Creare figure e ombre per
sottrazione di sporcizia. Un’idea originale ed ecologica che denuncia la
nocività dell’aria e degli agenti atmosferici divenuti caustici come le piogge
acide che sciolgono le patine sui muri dei palazzi creando casualmente e
involontariamente strisce verticali. Rivalutare la Street Art da
quell’etichetta di vandalismo con una nuova Green Clean Street Art, che
ripulisce dallo smog e dal degrado delle città. Moose racconta divertito di
come passi inosservato travestito da operatore ecologico con la pettorina
gialla, la mascherina, i guanti da chirurgo, armato d’idropulitrice e di come
si sia rifiutato di pagare le multe perché lui non sta sporcando i muri, ma li
sta pulendo. Un artista ammirato anche dall’ex presidente Obama e che ha
riproposto la pubblicità anni Trenta per l’uso dello stencil, senza vernici, e
a lui si sono rivolte molti brand importanti tra i quali Nissan, Microsoft, Xbox e Smirnoff vodka. Famose sono
le sue serie di disegni dei Giardini di Piccadilly di Manchester, del Tunnel di
Blackwall di Londra, oltre a quelle della sua Leeds e delle foreste nel Tunnel
Broadway di San Francisco.
Dal
Beijing al Messico fino allaTasmania. Forme come ombre, nette o sfumate, come ricordo
dell’Arte Nera delle Silhouette settecentesche, dei Rayogrammi, delle ombre cinesi e delle
pietre paesine. L’interesse è quindi per l’oggetto assente che la percezione
cerca di immaginare. Simile nelle macchie di Hermann Rorschach (1884-1922) inventore
del famoso test. Alla base della
ricerca sulle Silhouette e dei Rayogrammi, due svizzeri a distanza di un secolo,
studiarono le ombre ma su fronti diversi. Il primo Johann Kaspar Lavater
(1741-1801) pastore riformato scrive tra gli anni 1775-78 un’opera da cui
nascerà l’infelice teoria della fisiognomica ma dalla quale si prenderà spunto
per i quadretti di gran moda con i profili delle teste. Il secondo è Christian Schad
(1894-1945) che nel clima dadaista nel 1919 chiama le sue immagini schadographie e le espone a New York nel
1936; in seguito nel 1938 saranno ribattezzate rayogrammi nel dizionario del Surrealismo da Man Ray. La tecnica è spiegata dal fotografo americano
come evento accidentale dopo aver lasciato alcuni oggetti appoggiati su una
pellicola fotografica vergine sotto la luce di una lampada scoprendo così la loro impressione: il rayograph.

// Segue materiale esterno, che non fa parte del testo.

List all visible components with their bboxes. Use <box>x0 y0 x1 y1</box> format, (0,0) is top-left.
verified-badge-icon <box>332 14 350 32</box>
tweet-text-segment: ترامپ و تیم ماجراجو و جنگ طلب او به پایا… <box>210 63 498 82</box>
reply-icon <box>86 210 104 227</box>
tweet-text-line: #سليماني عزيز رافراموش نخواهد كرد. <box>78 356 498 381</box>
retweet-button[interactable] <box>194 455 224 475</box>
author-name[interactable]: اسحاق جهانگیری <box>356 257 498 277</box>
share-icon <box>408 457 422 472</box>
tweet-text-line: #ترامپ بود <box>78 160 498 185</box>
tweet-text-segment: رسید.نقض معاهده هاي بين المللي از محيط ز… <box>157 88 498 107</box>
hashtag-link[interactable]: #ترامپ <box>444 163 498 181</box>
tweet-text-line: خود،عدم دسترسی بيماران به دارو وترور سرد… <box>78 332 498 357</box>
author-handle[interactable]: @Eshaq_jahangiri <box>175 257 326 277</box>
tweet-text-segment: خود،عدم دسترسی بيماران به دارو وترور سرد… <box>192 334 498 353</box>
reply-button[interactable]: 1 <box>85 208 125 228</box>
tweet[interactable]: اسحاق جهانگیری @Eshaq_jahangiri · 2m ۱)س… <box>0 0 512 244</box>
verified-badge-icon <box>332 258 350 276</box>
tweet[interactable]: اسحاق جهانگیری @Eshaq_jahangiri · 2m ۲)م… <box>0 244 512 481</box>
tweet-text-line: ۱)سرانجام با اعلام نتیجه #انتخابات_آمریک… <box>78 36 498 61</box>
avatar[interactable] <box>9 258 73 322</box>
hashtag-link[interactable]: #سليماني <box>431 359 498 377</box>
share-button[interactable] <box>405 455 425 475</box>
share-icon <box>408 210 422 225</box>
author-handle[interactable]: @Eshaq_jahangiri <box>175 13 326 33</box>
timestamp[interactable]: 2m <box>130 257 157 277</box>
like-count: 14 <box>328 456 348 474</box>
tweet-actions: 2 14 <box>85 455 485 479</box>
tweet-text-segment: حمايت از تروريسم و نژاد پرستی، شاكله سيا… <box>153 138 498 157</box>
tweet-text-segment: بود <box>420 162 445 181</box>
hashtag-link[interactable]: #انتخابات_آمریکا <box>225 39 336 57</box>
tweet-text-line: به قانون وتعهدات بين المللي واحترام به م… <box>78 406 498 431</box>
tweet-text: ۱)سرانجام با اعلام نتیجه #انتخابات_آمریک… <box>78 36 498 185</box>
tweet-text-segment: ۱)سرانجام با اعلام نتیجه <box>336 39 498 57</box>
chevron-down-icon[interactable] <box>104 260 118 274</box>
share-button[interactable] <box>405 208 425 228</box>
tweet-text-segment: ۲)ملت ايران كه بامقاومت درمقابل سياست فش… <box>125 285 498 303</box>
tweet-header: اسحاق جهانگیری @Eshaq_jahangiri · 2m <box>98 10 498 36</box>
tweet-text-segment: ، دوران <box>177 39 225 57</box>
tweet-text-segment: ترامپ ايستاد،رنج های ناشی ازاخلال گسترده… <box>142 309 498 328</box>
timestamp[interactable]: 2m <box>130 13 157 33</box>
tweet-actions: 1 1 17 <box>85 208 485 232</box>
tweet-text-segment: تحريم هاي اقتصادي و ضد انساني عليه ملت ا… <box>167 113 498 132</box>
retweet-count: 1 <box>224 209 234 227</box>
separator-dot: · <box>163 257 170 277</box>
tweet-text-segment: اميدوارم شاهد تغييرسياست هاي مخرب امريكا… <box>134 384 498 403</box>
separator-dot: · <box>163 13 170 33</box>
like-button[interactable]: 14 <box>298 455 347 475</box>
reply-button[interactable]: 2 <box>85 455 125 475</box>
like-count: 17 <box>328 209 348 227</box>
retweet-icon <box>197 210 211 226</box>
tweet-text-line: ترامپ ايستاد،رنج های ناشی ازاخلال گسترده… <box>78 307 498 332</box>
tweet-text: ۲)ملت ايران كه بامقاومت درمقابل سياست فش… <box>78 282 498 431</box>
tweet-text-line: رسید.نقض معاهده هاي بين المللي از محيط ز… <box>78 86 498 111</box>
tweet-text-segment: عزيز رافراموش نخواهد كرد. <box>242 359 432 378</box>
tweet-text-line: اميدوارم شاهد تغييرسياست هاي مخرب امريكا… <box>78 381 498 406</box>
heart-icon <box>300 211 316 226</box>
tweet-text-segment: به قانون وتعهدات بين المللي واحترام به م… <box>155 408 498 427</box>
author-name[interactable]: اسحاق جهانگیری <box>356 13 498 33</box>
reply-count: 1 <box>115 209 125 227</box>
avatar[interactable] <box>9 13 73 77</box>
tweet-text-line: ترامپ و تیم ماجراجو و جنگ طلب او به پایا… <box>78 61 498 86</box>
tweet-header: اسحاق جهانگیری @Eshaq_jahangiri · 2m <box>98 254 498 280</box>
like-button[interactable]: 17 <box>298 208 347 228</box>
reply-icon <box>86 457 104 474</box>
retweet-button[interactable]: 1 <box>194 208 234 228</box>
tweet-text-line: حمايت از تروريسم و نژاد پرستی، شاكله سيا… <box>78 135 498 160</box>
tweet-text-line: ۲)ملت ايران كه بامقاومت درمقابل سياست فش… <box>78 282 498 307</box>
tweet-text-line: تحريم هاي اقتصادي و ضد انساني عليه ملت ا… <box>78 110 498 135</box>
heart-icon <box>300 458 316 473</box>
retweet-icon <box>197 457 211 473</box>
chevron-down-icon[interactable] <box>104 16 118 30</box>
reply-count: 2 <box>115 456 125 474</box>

La parte più chiara è quindi quella
coperta dagli oggetti e il contorno appare gradualmente sfumato. Ombre e luce,
positivo e negativo, reale e immaginario, visibile e invisibile, palese e
pragmatico, gesto volontario e casuale: ingredienti nella contemporaneità
dell’arte. Strade diverse intraprese dagli artisti in quella crisi della pittura di Walter Benjamin in
cui tutta la Street Art, compresa quella segnata in terra col gesso dai
bambini, può ben ricordare alcuni schemi grafici di antica provenienza. L’artista
sudafricano William Kentridge nell’aprile del 2016 inaugurò i suoi Triumphs and Laments con la stessa
tecnica di Moose sui muri degli argini del Lungotevere una serie di grandi
personaggi tra storia e mitologia della città eterna. Sono opere monumentali
quasi a costo zero di grande effetto che fanno finalmente uscire allo scoperto
artisti della strada colleghi di quelli operanti in notturna e in
clandestinità. Sfuggire alle autorità per non essere multati. L’ironia
dell’artista è tipicamente british quando parla del consiglio cittadino di
Leeds contro la sua arte, egli immagina un processo alla Monty Python dove mostrare al giudice come prova A una bottiglia di
detergente e come prova B un suo vecchio calzino!